Martin Blais signale que ce genre d’installation n’a rien de nouveau et qu’il s’avère une option sécuritaire pour tous. « Des villes et des institutions ont mis sur pied des toilettes non genrées et on n’a pas vu le nombre d’agressions augmenter, dit-il, et la victimisation des personnes trans, elle, diminue dans des contextes comme ceux-là. »

*Seul le prénom de certaines personnes trans citées est utilisé pour préserver leur anonymat.


 

Commentaire de Samuel Desbiens, directeur général de Trans Mauricie/Centre-du-Québec à propos de cet article de La Presse.


Pour commencer, Messieurs les Ministres, tout comme pour n’importe quelle oppression systémique, il est important que les personnes en position de domination reconnaissent leur.s privilège.s. En tant que personnes cisgenres, c’est-à-dire s’identifiant au genre qui vous a été attribué à la naissance, nous êtes des personnes privilégiées dans une société cis-normée ; le fait d’être cisgenre est présenté comme la norme naturelle, universelle et légitime.


La transphobie ne se manifeste pas toujours explicitement avec des insultes ou de la violence physique : c’est une oppression systémique, qui peut donc être plus insidieuse et s’exprimer au quotidien dans notre monde fait pour les personnes cisgenres.


Essayez d'être plus conscient, Messieurs les Ministres, et vous commencerez à réaliser tout le travail que nous devons faire pour améliorer la situation des personnes trans qui n'ont pas accès à ces privilèges.
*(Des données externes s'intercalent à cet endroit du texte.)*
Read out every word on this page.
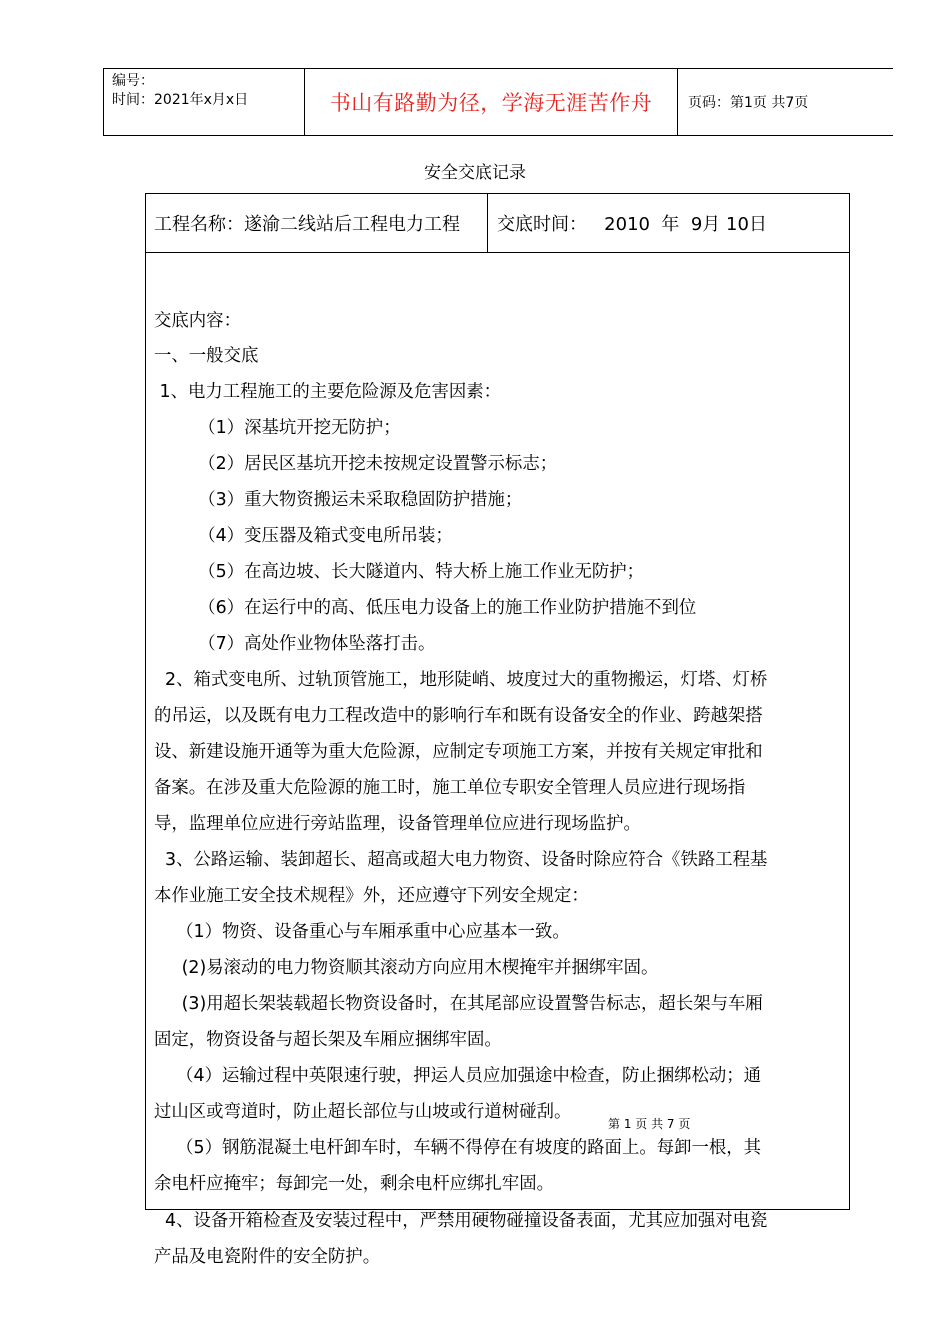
编号：
时间：2021年x月x日	书山有路勤为径，学海无涯苦作舟	页码：第1页 共7页
安全交底记录
工程名称：遂渝二线站后工程电力工程	交底时间：   2010  年  9月 10日
交底内容：
一、一般交底
1、电力工程施工的主要危险源及危害因素：
（1）深基坑开挖无防护；
（2）居民区基坑开挖未按规定设置警示标志；
（3）重大物资搬运未采取稳固防护措施；
（4）变压器及箱式变电所吊装；
（5）在高边坡、长大隧道内、特大桥上施工作业无防护；
（6）在运行中的高、低压电力设备上的施工作业防护措施不到位
（7）高处作业物体坠落打击。
2、箱式变电所、过轨顶管施工，地形陡峭、坡度过大的重物搬运，灯塔、灯桥
的吊运，以及既有电力工程改造中的影响行车和既有设备安全的作业、跨越架搭
设、新建设施开通等为重大危险源，应制定专项施工方案，并按有关规定审批和
备案。在涉及重大危险源的施工时，施工单位专职安全管理人员应进行现场指
导，监理单位应进行旁站监理，设备管理单位应进行现场监护。
3、公路运输、装卸超长、超高或超大电力物资、设备时除应符合《铁路工程基
本作业施工安全技术规程》外，还应遵守下列安全规定：
（1）物资、设备重心与车厢承重中心应基本一致。
(2)易滚动的电力物资顺其滚动方向应用木楔掩牢并捆绑牢固。
(3)用超长架装载超长物资设备时，在其尾部应设置警告标志，超长架与车厢
固定，物资设备与超长架及车厢应捆绑牢固。
（4）运输过程中英限速行驶，押运人员应加强途中检查，防止捆绑松动；通
过山区或弯道时，防止超长部位与山坡或行道树碰刮。
（5）钢筋混凝土电杆卸车时，车辆不得停在有坡度的路面上。每卸一根，其
余电杆应掩牢；每卸完一处，剩余电杆应绑扎牢固。
4、设备开箱检查及安装过程中，严禁用硬物碰撞设备表面，尤其应加强对电瓷
产品及电瓷附件的安全防护。
第 1 页 共 7 页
  • Vous pouvez utiliser les toilettes publiques sans craindre d'être ridiculisé, la violence verbale ou les menaces physiques .

  • Vous pouvez utiliser les installations publiques telles que les vestiaires des gymnases et les vestiaires des magasins sans être regardé , effrayé ou inquiet.

  • Les personnes un peu curieuses ne pensent pas pouvoir vous demander à quoi ressemblent vos organes génitaux et comment vous faites l' amour .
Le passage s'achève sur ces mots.